Dr. Thayer enjoyed teaching, particularly courses he developed on self-observation and mood, and cared deeply about his students. He received excellent evaluations. At the end of the last class he taught, the entire class rose and applauded him.
A campus memorial service will be held on Friday, October 24 at 10:30 am in the University Student Union, Room 202 (Newport Room).
On Friday, September 5, Peace Corps Director Carrie Hessler-Radelet, U.S. Congressman Alan Lowenthal and President Jane Close Conoley will discuss the importance of public service and how individuals can make a difference around the world with the Peace Corps.

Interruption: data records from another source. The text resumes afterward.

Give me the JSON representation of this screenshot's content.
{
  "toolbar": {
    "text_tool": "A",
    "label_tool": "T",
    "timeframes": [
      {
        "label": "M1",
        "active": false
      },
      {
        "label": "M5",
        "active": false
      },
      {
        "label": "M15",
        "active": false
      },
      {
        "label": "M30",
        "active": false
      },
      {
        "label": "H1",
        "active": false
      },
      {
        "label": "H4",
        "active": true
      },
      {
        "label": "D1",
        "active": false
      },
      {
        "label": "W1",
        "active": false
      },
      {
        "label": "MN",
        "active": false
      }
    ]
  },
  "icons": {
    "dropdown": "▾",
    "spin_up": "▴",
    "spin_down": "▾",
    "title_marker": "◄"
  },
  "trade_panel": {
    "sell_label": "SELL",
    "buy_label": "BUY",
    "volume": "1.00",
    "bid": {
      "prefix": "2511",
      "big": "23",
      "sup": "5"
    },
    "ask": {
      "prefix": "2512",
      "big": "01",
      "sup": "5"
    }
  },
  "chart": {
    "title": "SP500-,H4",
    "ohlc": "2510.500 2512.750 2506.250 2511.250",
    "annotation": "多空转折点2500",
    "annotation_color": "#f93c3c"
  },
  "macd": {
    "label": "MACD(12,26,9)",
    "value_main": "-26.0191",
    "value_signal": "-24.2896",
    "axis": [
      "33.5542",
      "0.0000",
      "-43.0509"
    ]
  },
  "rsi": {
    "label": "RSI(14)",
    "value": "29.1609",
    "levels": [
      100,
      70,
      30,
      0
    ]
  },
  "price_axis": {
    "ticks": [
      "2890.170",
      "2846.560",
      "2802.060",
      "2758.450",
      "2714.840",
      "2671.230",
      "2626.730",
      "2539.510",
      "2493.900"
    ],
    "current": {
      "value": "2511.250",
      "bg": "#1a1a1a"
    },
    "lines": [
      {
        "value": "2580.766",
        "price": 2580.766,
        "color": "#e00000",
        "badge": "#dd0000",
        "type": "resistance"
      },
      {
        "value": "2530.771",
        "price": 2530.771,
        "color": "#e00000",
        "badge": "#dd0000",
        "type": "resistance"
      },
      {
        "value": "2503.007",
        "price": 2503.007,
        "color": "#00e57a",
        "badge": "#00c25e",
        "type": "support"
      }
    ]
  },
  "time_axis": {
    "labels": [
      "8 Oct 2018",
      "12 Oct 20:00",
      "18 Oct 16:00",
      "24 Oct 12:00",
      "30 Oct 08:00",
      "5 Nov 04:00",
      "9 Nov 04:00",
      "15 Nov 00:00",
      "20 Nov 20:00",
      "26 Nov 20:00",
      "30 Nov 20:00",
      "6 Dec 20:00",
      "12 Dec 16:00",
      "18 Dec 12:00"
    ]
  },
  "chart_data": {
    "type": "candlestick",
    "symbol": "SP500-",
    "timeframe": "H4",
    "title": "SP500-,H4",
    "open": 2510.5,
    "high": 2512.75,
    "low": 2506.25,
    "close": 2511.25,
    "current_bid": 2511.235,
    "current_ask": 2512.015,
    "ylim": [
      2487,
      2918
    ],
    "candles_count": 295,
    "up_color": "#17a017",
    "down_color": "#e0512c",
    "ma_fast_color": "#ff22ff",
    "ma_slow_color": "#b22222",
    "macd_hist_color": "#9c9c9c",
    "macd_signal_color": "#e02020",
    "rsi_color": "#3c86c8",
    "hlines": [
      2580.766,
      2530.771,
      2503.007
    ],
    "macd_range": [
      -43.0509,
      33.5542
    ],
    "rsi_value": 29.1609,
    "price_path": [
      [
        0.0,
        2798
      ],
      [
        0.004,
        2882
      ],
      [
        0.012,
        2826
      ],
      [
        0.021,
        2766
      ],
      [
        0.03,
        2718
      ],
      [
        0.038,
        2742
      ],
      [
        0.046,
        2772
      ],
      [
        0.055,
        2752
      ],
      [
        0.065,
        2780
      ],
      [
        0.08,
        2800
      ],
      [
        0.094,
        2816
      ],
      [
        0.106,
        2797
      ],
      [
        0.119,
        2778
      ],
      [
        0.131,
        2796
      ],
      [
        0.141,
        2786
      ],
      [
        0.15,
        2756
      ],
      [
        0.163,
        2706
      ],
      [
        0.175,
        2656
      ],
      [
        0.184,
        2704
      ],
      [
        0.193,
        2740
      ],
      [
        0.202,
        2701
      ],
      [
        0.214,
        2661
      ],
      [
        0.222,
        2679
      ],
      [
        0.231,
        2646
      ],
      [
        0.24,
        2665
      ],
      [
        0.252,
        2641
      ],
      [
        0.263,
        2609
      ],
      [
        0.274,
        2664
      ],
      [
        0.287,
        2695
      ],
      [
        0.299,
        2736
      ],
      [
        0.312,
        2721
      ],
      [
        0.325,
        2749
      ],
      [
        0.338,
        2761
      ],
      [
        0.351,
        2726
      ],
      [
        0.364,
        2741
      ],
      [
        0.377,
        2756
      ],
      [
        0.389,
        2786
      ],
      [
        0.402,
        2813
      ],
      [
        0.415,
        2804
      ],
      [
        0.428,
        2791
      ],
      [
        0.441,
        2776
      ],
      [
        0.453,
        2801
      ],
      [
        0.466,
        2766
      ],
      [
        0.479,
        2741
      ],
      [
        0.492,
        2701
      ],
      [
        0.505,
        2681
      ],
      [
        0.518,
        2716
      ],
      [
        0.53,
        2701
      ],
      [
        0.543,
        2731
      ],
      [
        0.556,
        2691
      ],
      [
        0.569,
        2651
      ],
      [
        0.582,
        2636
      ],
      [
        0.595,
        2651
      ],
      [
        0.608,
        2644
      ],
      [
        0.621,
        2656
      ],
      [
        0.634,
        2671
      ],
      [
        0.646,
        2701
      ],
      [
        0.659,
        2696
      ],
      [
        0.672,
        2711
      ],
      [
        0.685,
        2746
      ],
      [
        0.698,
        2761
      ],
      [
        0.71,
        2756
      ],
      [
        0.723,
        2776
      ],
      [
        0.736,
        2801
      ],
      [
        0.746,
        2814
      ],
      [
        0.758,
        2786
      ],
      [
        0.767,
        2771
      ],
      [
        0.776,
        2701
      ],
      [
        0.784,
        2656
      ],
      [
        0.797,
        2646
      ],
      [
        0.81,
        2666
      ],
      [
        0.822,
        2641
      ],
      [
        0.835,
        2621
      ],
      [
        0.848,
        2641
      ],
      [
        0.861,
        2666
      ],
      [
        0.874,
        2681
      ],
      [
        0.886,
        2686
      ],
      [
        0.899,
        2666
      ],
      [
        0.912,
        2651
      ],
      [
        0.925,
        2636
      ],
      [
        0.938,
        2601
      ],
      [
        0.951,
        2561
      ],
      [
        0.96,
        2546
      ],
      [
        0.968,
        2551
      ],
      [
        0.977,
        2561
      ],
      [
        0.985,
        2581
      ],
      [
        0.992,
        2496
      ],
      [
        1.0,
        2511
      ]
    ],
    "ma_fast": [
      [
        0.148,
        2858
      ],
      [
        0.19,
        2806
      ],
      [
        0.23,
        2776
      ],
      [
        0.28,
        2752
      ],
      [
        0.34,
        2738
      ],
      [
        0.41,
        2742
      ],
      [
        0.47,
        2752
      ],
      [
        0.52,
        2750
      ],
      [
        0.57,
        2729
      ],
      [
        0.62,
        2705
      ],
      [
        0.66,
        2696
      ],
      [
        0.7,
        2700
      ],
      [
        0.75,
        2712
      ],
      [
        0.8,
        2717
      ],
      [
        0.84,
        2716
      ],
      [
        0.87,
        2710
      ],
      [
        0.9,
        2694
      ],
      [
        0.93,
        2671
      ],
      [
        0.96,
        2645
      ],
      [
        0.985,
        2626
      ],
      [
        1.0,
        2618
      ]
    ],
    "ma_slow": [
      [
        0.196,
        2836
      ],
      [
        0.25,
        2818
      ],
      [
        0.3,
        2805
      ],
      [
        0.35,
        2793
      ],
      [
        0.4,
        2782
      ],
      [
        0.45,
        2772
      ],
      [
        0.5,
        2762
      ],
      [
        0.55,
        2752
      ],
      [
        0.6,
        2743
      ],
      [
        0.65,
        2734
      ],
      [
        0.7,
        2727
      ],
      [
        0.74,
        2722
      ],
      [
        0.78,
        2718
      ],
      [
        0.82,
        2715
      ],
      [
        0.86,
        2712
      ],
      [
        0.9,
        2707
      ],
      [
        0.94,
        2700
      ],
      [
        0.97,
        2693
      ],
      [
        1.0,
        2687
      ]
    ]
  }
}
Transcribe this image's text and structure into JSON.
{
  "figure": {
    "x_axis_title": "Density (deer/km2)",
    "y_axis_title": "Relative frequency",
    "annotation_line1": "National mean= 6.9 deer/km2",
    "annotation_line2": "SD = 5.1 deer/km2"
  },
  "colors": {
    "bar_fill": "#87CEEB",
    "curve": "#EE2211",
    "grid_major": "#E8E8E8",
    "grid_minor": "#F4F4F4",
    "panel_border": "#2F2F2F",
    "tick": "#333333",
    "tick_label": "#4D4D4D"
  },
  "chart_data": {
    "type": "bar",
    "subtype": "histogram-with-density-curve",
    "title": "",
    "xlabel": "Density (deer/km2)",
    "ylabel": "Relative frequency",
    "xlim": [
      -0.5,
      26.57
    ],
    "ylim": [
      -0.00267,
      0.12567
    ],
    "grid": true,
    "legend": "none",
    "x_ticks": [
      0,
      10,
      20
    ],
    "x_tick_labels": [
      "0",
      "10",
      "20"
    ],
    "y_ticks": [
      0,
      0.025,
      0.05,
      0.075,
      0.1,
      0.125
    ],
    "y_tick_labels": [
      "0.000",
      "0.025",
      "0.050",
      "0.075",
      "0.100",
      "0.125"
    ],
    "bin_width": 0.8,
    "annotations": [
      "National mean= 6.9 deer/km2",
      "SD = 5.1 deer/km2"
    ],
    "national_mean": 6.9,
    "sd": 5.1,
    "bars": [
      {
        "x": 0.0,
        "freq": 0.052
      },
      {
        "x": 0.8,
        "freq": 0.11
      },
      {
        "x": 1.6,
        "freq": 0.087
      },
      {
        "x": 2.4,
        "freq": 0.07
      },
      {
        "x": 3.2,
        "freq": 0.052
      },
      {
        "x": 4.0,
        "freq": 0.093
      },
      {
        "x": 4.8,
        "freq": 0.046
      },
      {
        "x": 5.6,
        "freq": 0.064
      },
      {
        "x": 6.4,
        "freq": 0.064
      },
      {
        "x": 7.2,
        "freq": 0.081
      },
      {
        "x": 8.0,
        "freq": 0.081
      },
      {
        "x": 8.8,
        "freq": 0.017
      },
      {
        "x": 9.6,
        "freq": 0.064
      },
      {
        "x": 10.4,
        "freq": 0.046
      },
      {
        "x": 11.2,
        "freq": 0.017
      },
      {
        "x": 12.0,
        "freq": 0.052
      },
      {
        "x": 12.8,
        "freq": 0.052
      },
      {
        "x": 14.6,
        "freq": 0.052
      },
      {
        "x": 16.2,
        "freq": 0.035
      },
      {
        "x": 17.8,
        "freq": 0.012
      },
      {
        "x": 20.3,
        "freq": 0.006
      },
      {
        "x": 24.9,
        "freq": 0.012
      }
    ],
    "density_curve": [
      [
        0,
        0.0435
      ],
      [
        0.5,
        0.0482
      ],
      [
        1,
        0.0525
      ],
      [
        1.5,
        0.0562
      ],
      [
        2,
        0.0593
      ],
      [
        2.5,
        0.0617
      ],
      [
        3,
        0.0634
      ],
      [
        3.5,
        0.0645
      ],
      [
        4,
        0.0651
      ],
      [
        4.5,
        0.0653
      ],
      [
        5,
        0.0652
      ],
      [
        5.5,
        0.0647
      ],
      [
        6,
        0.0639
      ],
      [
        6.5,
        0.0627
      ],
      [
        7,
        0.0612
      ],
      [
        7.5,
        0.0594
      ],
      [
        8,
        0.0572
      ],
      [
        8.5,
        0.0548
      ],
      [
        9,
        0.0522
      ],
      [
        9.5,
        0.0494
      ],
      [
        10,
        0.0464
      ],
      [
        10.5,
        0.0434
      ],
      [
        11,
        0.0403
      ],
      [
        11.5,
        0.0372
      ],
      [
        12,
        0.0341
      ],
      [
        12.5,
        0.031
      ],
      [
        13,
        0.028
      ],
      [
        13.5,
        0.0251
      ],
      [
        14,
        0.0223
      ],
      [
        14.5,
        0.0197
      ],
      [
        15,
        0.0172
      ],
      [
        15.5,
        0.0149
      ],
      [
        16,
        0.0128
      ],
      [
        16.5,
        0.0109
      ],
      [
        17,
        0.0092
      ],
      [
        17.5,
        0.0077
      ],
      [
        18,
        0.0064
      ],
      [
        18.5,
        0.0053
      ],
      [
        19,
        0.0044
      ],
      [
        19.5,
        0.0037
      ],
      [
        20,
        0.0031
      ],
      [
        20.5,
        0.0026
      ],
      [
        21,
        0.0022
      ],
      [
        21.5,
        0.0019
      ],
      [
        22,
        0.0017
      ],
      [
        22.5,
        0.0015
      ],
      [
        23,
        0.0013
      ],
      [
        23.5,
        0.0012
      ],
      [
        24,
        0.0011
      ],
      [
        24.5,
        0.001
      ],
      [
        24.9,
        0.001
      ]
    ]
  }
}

The event, being held in the University Student Union’s Beach Auditorium from 11 am to 12 pm, will include a Q&A session and the opportunity to hear from Peace Corps volunteer Danica Campos about her experiences living and working in Costa Rica.
For additional information, email email@example.com.
Faculty and staff can raise money to support students in the College of Continuing and Professional Education (CCPE) by attending the annual “Transportation Night” private party at Knott’s Berry Farm on Friday, September 19 from 7 pm – 1 am.
The park will be closed to the general public. Tickets are $35 and include parking. Children ages 2 and under are free. Family members and friends are also welcome. Tickets are easily and securely available on the LATC website.
Transportation Night is sponsored by one of CCPE’s most generous community partners, the non-profit Los Angeles Transportation Club. The event is the Club’s biggest philanthropic fundraiser, with most of the money raised going to support scholarships for CCPE students.